November 2020
This week has seen nature recovery in the headlines again, with the Prime Minister making the protection and restoration of the natural environment one of the pillars on his 10-point plan for a green industrial revolution. This follows from Labour’s own plans for a green recovery, published earlier in November, which also calls for urgent action to conserve nature, and to create jobs in the process through a National Nature Service.
There is now a shared political will to turn the tide for nature. This is hugely welcome - but will alone does not a nature recovery make. Nature needs policy tools, well-designed delivery mechanisms, to turn good intentions into good outcomes.
One such policy tool is currently being discussed as part of the Environment Bill. Members of the Bill Committee are due over the coming days to consider clauses 95 to 99 of the Bill, which propose the creation of Local Nature Recovery Strategies (LNRSs). As currently set out in the Bill, each local authority would be required to prepare a LNRS containing a statement of biodiversity priorities for their area and a habitat map, identifying protected sites and other areas that could make a contribution towards achieving the stated biodiversity priorities.
LNRSs have the potential to become the mechanism that drives forward nature’s recovery on the ground, bringing together different policies and mechanisms and enabling local knowledge, expertise, and community views to deliver habitat protection, restoration and creation and across England. However, as currently drafted, LNRS is a policy tool with blunt edges.

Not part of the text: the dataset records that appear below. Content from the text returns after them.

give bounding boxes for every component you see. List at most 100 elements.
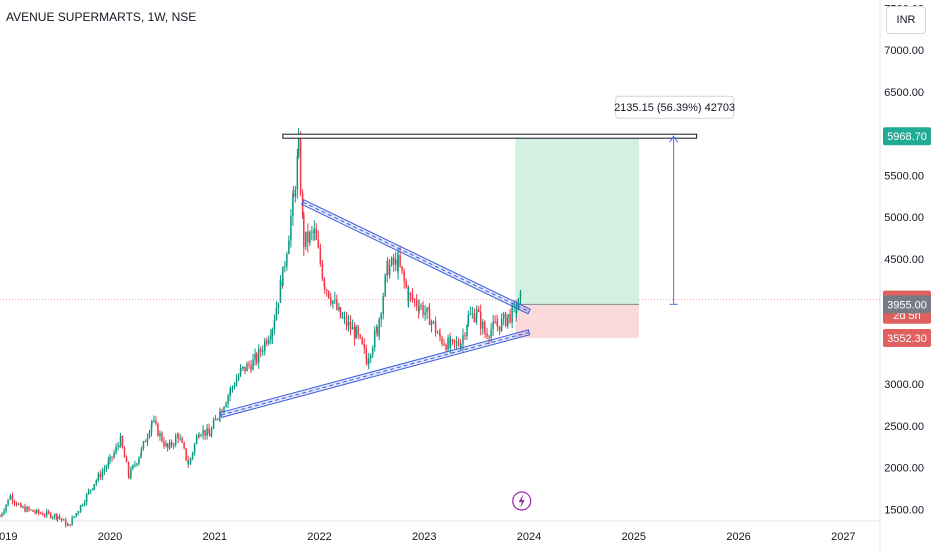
candle[interactable]	[77, 511, 80, 513]
candle[interactable]	[148, 429, 151, 439]
candle[interactable]	[254, 348, 256, 366]
candle[interactable]	[517, 298, 520, 311]
candle[interactable]	[401, 265, 403, 275]
candle[interactable]	[369, 353, 372, 363]
candle[interactable]	[177, 432, 179, 444]
x-axis[interactable]: 2019 2020 2021 2022 2023 2024 2025 2026 2027	[0, 531, 856, 543]
candle[interactable]	[488, 334, 490, 345]
candle[interactable]	[200, 433, 202, 438]
candle[interactable]	[195, 433, 198, 445]
candle[interactable]	[117, 441, 119, 451]
candle[interactable]	[386, 257, 389, 277]
candle[interactable]	[208, 430, 211, 437]
candle[interactable]	[453, 339, 456, 349]
candle[interactable]	[60, 517, 63, 523]
candle[interactable]	[351, 319, 354, 330]
candle[interactable]	[142, 440, 145, 451]
candle[interactable]	[392, 253, 395, 272]
candle[interactable]	[159, 430, 161, 441]
candle[interactable]	[56, 516, 59, 522]
candle[interactable]	[189, 457, 192, 466]
candle[interactable]	[279, 274, 282, 303]
candle[interactable]	[69, 524, 71, 527]
candle[interactable]	[237, 373, 240, 382]
target-zone[interactable]	[515, 136, 640, 305]
candle[interactable]	[494, 315, 496, 325]
candle[interactable]	[95, 478, 98, 487]
candle[interactable]	[99, 470, 102, 480]
candle[interactable]	[338, 303, 340, 312]
candle[interactable]	[451, 338, 454, 345]
candle[interactable]	[347, 314, 350, 332]
candle[interactable]	[170, 439, 173, 449]
candle[interactable]	[85, 492, 88, 506]
candle[interactable]	[263, 338, 266, 356]
candle[interactable]	[284, 260, 286, 273]
candle[interactable]	[34, 509, 36, 515]
candle[interactable]	[413, 298, 416, 308]
y-axis[interactable]: 1500.00 2000.00 2500.00 3000.00 4500.00 5000.…	[884, 3, 924, 516]
candle[interactable]	[277, 302, 280, 315]
candle[interactable]	[409, 291, 412, 302]
candle[interactable]	[282, 266, 284, 287]
candle[interactable]	[30, 509, 32, 511]
candle[interactable]	[509, 308, 511, 325]
candle[interactable]	[1, 512, 3, 518]
candle[interactable]	[345, 311, 348, 331]
candle[interactable]	[286, 251, 288, 271]
candle[interactable]	[212, 417, 215, 430]
candle[interactable]	[248, 360, 250, 369]
candle[interactable]	[428, 302, 431, 326]
candle[interactable]	[411, 288, 414, 304]
candle[interactable]	[155, 416, 157, 426]
candle[interactable]	[43, 512, 46, 518]
candle[interactable]	[67, 523, 69, 526]
candle[interactable]	[187, 460, 190, 465]
candle[interactable]	[447, 334, 449, 352]
candle[interactable]	[103, 465, 106, 476]
candle[interactable]	[420, 303, 422, 310]
candle[interactable]	[17, 502, 20, 506]
candle[interactable]	[28, 505, 30, 512]
candle[interactable]	[268, 335, 270, 346]
candle[interactable]	[206, 423, 208, 440]
candle[interactable]	[261, 345, 264, 356]
candle[interactable]	[73, 516, 75, 519]
candle[interactable]	[115, 443, 117, 456]
candle[interactable]	[185, 448, 187, 462]
candle[interactable]	[303, 211, 305, 257]
candle[interactable]	[365, 353, 368, 366]
candle[interactable]	[475, 305, 478, 325]
candle[interactable]	[7, 499, 9, 507]
currency-selector[interactable]: INR	[886, 6, 926, 34]
candle[interactable]	[225, 401, 227, 408]
candle[interactable]	[93, 483, 96, 491]
candle[interactable]	[441, 335, 443, 347]
candle[interactable]	[113, 449, 115, 460]
candle[interactable]	[271, 327, 274, 344]
candle[interactable]	[339, 306, 342, 319]
candle[interactable]	[134, 460, 136, 468]
candle[interactable]	[502, 311, 505, 326]
candle[interactable]	[166, 442, 169, 452]
candle[interactable]	[380, 312, 382, 328]
candle[interactable]	[378, 317, 380, 341]
candle[interactable]	[227, 393, 229, 409]
candle[interactable]	[399, 246, 401, 268]
candle[interactable]	[183, 441, 185, 450]
candle[interactable]	[242, 366, 244, 372]
candle[interactable]	[87, 488, 90, 495]
stop-zone[interactable]	[515, 304, 640, 338]
candle[interactable]	[181, 436, 183, 444]
candle[interactable]	[357, 324, 359, 340]
candle[interactable]	[121, 435, 124, 449]
candle[interactable]	[255, 351, 258, 366]
candle[interactable]	[39, 511, 42, 515]
candle[interactable]	[20, 503, 22, 508]
candle[interactable]	[216, 418, 219, 421]
candle[interactable]	[307, 223, 309, 253]
candle[interactable]	[138, 456, 140, 466]
candle[interactable]	[244, 366, 246, 375]
candle[interactable]	[297, 128, 300, 159]
candle[interactable]	[165, 440, 167, 448]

In the current draft of the Environment Bill, LNRSs are isolated documents. There is no requirement on authorities responsible for LNRSs to link each strategy to the England-wide biodiversity targets set by the Bill, or to include within them consideration of biodiversity gains and losses arising from local planning decisions and land management practices. More seriously still, the duty to apply LNRSs in crucial decisions such as planning and spending is extremely weak. There is simply a duty to “have regard” to LNRSs in making environmental action plans, but no duty to apply them in critical day-to-day decisions for nature. This disconnection, combined with the resource constraints all local authorities are currently grappling with, could turn LNRSs into paper dragons – forged from the flimsiest of materials, untethered from national goals for biodiversity and floating ineffectually above the decisions that will destroy or make habitats on the ground.
Amendments proposed this week by members of the Environment Bill Committee are designed to anchor and give substance to LNRSs, to ensure they deliver tangible outcomes for nature. Amendment 143 to 145 would require each LNRS to include a statement of how it will contribute to the delivery of national biodiversity targets, and to describe how local biodiversity net gains (delivered through planning decisions) and land management changes (including those from the new Environmental Land Management system) will be directed by the strategy to further biodiversity, in a way that builds an ecologically coherent network of sites.
These amendments would equip LNRSs to co-ordinate the protection, restoration and creation of bigger, better, and more joined-up habitats across the areas they cover, aligning this work to contribute towards national biodiversity targets. Link and Greener UK will continue to press the Government to accept these amendments throughout the remaining stages of the Bill – we hope that Ministers will decide to accept the changes and render LNRSs fit for the purpose they were created for.
Further measures, beyond the Environment Bill, could do even more to bolster LNRSs and their impact. Link has called for a new £43 million fund to improve local authority access to ecological expertise. This would give every authority access to in-house ecologists and environmental planners, ensuring that LNRSs benefit from high quality professional input and analysis.
The Planning White Paper could also play a pivotal role. The current White Paper needs a range of changes to ensure new development protects and enhances nature– and these changes should include giving LNRSs direct application in the planning system. LNRSs are required to identify sites important for biodiversity, but this identification currently confers no protection on chosen sites. The White Paper is an opportunity to tackle this futility. By giving LNRSs priorities and designations weight in the creation of local development plans and in development decisions, LNRSs can go beyond merely pointing out crucial spots for nature and start intervening to protect and restore them. LNRSs could become the tangible green counterpart to local plans - just as local plans change the areas they cover, LNRSs should help integrate different policies and target action to transform areas with new connected spaces for nature. Just as local plans are drawn up to meet housing needs, so too should local strategies meet the needs of nature.
LNRSs could be paper dragons, theoretical exercises doomed to gather dust on council shelves - or they could become an essential tool in delivering biodiversity targets, guiding the development of a Nature Recovery Network that builds a redoubt for England’s nature to recover in and to expand from. Choices made in Westminster over the coming months will determine how sharp a policy tool LNRSs will be - and indicate whether the political will is there not just to talk a good talk on nature, but to put in place the effective measures needed to actually recover it.
Matt Browne is Advocacy Lead at Wildlife and Countryside Link
The opinions expressed in this blog are the author's and not necessarily those of the wider Link membership.